The Jewish Exile mentality is fiction. The Jews of Exile were strong and arrogant. They spat when passing churches, traded on dangerous routes, made loans and claimed the debts through magistrates, maintained many synagogues, religious schools, and libraries, and often fought pogrom mobs courageously. The Incredibly poor Russian Jews enjoyed their lives. Contemporary literature, such as Sholom Aleichem’s, paints a picture of wholesome, joyful communities.
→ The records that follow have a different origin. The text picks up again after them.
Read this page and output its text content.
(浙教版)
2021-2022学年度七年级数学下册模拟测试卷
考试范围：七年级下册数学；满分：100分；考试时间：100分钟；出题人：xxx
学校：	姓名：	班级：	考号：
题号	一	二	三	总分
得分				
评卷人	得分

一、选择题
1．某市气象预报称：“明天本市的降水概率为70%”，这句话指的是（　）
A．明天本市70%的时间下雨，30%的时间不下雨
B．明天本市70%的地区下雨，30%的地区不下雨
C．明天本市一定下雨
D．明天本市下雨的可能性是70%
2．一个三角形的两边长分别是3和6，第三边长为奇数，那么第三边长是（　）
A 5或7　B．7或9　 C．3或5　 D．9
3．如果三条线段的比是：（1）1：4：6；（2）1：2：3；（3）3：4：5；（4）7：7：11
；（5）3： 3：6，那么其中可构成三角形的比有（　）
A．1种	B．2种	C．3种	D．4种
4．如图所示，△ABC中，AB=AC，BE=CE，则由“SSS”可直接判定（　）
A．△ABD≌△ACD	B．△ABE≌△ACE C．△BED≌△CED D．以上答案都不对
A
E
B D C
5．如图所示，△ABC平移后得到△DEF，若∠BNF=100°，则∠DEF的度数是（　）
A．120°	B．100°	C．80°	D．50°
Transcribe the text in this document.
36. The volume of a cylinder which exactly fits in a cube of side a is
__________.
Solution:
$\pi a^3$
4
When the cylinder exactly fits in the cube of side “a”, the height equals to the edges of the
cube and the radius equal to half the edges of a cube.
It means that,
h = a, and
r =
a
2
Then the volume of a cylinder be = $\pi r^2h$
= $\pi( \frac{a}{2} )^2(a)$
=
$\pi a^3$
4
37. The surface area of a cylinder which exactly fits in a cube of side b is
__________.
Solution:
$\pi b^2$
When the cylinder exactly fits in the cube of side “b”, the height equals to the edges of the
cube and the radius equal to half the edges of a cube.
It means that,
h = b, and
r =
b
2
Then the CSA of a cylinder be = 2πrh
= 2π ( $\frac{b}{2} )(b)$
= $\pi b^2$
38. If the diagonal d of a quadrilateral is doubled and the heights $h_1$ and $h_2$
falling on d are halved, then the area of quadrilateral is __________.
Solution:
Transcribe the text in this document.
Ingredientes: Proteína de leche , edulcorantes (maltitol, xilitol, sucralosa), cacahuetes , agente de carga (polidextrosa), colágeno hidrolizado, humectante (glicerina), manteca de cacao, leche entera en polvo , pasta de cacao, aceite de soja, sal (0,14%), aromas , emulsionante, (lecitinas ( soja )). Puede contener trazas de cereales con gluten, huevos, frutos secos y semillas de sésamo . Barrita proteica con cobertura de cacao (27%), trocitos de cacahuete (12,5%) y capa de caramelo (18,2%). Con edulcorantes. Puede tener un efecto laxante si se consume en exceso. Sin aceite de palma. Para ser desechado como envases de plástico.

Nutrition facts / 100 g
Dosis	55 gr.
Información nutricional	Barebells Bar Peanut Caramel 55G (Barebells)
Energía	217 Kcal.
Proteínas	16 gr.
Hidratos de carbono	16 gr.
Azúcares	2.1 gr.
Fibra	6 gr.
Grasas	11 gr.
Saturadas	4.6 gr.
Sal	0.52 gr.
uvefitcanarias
The Exile mentality is a product of assimilation. Jewish communities abandoned traditional isolation and opened to the outside world. Jews confused equality with similarity, and attempted to become similar to Gentiles. Realizing the impossibility of this, and that they had abandoned their Jewish identity in the process, they became desperate. Faithless Jewish leaders invented the Exile mentality to gloss over the real cause of Jewish moral failure—desperation. Assimilated leaders want to assimilate the rest of the Jews so that the leaders’ moral bankruptcy won’t be so evident. To condemn the desperation was to condemn the leadership and its goals.
Some desperate, exasperated, morally exhausted Jews died sheepishly in the twentieth-century Ukrainian massacres and in the Holocaust, while others supported Israel’s suicidal policies. Humans are not only bodies, but also souls. The Jewish idea was the soul of a nation. When that soul was destroyed, Jews lost the source of their dignity, the reason and the will to live. Thus the observed Exile mentality.